Se encogió de hombros. Si quería olvidarme del hombre que estaba buscando y quería hacer negocios con ella, no tenía ningún inconveniente.
—Estupendo —dijo, aunque ni su tono de voz ni su actitud demostraban demasiado entusiasmo. Ni siquiera se había molestado en mirar el cuadro que le había señalado—. Déjeme que saque los impresos.
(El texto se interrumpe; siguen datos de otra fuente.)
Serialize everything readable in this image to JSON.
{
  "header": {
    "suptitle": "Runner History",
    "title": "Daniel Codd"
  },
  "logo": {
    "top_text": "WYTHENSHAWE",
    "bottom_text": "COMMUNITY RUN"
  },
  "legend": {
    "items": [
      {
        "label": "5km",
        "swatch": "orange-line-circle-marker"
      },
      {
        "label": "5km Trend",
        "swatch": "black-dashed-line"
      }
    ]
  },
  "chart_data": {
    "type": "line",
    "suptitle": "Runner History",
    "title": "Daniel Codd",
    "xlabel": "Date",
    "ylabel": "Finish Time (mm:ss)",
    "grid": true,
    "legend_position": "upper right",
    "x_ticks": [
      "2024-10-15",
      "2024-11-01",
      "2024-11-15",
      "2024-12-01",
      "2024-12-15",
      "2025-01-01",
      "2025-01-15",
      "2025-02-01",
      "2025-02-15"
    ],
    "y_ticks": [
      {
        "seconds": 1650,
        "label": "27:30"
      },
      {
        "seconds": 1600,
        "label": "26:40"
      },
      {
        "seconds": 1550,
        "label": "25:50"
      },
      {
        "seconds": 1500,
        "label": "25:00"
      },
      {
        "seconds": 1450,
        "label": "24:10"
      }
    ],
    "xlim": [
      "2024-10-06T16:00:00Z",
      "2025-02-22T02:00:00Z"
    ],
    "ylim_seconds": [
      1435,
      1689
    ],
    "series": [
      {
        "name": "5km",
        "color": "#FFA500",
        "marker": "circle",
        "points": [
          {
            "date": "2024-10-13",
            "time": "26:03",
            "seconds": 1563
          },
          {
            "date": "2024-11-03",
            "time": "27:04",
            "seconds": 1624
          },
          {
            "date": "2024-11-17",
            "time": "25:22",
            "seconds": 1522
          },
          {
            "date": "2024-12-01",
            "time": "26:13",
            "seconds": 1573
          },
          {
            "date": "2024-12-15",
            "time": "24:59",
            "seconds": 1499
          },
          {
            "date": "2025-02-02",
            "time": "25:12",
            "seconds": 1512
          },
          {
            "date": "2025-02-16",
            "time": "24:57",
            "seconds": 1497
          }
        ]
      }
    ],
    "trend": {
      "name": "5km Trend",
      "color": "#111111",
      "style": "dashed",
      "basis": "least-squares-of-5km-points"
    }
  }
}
Lánguidamente, como si tuviera todo el tiempo del mundo, se inclinó para abrir un cajón de su mesa.
—¿Le importaría colgar primero el cartel de «vendido»? —le pregunté, tratando de disimular mi impaciencia—. No me gustaría que alguien lo viera y pensara que sigue en venta.
La chica se echó a reír.
—Puede que no se haya dado cuenta, pero no hay gente haciendo cola. Desde ayer por la mañana, casi nadie ha echado un vistazo al estand. —Quitando el capuchón de un bolígrafo con los dientes, añadió—: Bueno, ahora rellenaré mis casillas, y luego le paso el impreso para que rellene las suyas. Ya sabrá que hay que pagar al contado, ¿no? Esto es una feria; aquí no puede dejarse un depósito.
Asentí con la cabeza.
—Aceptamos dinero en metálico, cheques y casi todas las tarjetas de crédito. ¿Cuál es el cuadro que quiere comprar?
—Abberton —dije.
Era mentira. No quería el cuadro; de hecho, era lo último que quería en el mundo. Y Mary Trelease tampoco quería que fuera mío. Lo había dejado muy claro. No podría colgar un cuadro en una pared cuando sabía que su autora no quería que estuviese allí. En cuanto localizara a Aidan y le mostrara Abberton, me lo sacaría de encima… Decidí que se lo regalaría a Malcolm. A menudo comentaba admirado mi colección.
«Por favor, haz que Aidan esté todavía en Londres», pensé. No quería llevarme Abberton a Spilling. La idea de tener el cuadro en casa era absurda. A pesar de que aún no lo había tocado y ni siquiera era mío, me sentía extrañamente oprimida por aquel cuadro. Siempre había sabido que era una obra que poseía mucha fuerza —eso fue lo que me llamó la atención la primera vez que lo vi—, pero desde el momento en que su autora me humilló y me traumatizó, toda la fuerza del cuadro parecía tener una carga completamente negativa. Era ridículo, lo sabía, pero me daba miedo.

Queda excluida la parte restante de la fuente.